The Burrows family [David and his wife Gillian] became life long friends of David, as did Geoffrey Van Hay who was the founder of Fleet Street’s famous El Vino Wine Bar where David also became the book keeper. David and Geoffrey also became life long friends. The Earls Court pubs were an early foundation of David’s social life where he found life long friends Jonathon Gunnet and Donald Cameron.
He delighted in mixing and associating with the glitter of the Burrows’ Rolls-Royce motor car, the Van Hay’s country parties, GQ magazine, Harrods, the Reform Club, and a yacht on the River Thames. Closer to home, David formed enduring friendships with his neighbours in Clareville Street, Mary Richardson and Timothy, and Ann Faulkner who always looked out for him.
Viscount Organs was the routine of his life, and he made the round-trip drive from Kensington to Watford in his lovely Mercedes-Benz motor car daily. Viscount was also another area of his life where he made life long friendships. As well as myself and the Galanti family (Marcello, his son Mauro, and daughter Loriana) he also had a close friendship with Wensleigh Palmer, the owner of Music Unlimited in Exeter.
As well as Viscount, David was also involved in the Adastra label marketing, and Esquel accessories marketing businesses with John Andrews. We would often sit on David’s roof terrace in Kensington – drinking flat Leomonade – talking about what he would do with Viscount UK long-term, and how Vicount Italy, Adastra, Esquel, and my businesses – Promenade Music and Faith & Hope Records – were all doing. These were such happy times.
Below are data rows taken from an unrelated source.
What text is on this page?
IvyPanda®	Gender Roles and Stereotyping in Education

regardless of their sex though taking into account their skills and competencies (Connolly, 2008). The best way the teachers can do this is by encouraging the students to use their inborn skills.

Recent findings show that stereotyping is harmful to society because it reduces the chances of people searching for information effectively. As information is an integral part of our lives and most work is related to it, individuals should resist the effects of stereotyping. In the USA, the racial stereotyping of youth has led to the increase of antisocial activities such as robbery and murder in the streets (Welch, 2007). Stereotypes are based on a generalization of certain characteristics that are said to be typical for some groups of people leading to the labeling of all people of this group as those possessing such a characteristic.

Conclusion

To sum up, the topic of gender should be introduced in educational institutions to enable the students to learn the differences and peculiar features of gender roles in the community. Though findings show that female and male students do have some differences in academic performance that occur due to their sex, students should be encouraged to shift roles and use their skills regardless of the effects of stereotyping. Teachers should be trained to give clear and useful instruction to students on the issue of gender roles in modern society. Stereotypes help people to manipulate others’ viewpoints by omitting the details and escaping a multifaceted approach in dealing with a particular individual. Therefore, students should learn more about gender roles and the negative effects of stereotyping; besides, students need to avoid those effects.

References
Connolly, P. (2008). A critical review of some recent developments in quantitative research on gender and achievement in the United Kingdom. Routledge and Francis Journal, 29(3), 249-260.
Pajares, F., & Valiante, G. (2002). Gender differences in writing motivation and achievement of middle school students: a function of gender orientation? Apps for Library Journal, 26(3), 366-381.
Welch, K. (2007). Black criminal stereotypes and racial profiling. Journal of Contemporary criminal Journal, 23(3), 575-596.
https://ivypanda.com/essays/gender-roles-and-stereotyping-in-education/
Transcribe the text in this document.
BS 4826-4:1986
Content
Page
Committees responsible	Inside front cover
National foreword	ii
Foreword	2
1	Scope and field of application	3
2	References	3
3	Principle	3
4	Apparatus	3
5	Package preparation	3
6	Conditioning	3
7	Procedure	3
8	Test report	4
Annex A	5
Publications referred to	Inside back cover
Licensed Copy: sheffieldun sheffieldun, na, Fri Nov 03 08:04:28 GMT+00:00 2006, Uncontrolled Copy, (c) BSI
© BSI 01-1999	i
When David sold the Viscount Organs Limited, an event that he dreaded and put off for many years, he found a new routine as a volunteer for the Red Cross Charity Shop at 69-71 Old Church Street in Chelsea. He always proclaimed that he was working in “the most expensive charity shop in the World” because people would take in designer clothes that were often unworn. David loved the idea of getting stock for nothing and selling it for eye-watering amounts. He also loved its household name customers, and would often tell me about his chats with Bob Geldof and alike.
David loved his local community around Kensington. In 2008 he became a trustee of the Earl’s Court Community Trust (which supports arts and performing arts activities); and his passion for the stately home Bentley Priory [the Stanmore headquarters of Fighter Command during the Second World War] led him to becoming a trustee of The Bentley Priory Battle of Britain Trust in March 2013 after the estate was purchased by developers in 2011 who hoped to develop the site into luxury housing. David joined the appeal to turn Bentley Priory into a museum – commemorating its role in the Battle of Britain – and The Bentley Prior Museum was formally opened by Prince Charles in September 2013.
David was a creature of cafe society and delighted in making contacts and being amused. Preferably contacts with a bit of glitter and institutional glamour. David and my family had a wonderful night out at the Royal Albert Hall in the mid-late 2,000’s when my daughter Jess was playing at the school proms. David was in his element as we had a box for the event.
David never chose to commit to any relationships, to campaign for causes, or share himself with others. After his health gave out, he spent much of 2021/2 in Care Homes in Battersea and Wandsworth. Although he was comfortable and well looked after, he never settled. Elderly companions and institutional life was a head on collision with his cafe society instinct.
Viscount Organs was a money spinner for the poor boy from Liverpool. His will leaves his estate to charities including the RAF Benevolent Fund; King Edward VII hospital; and funding for an organ scholarship which we spent many hours discussing.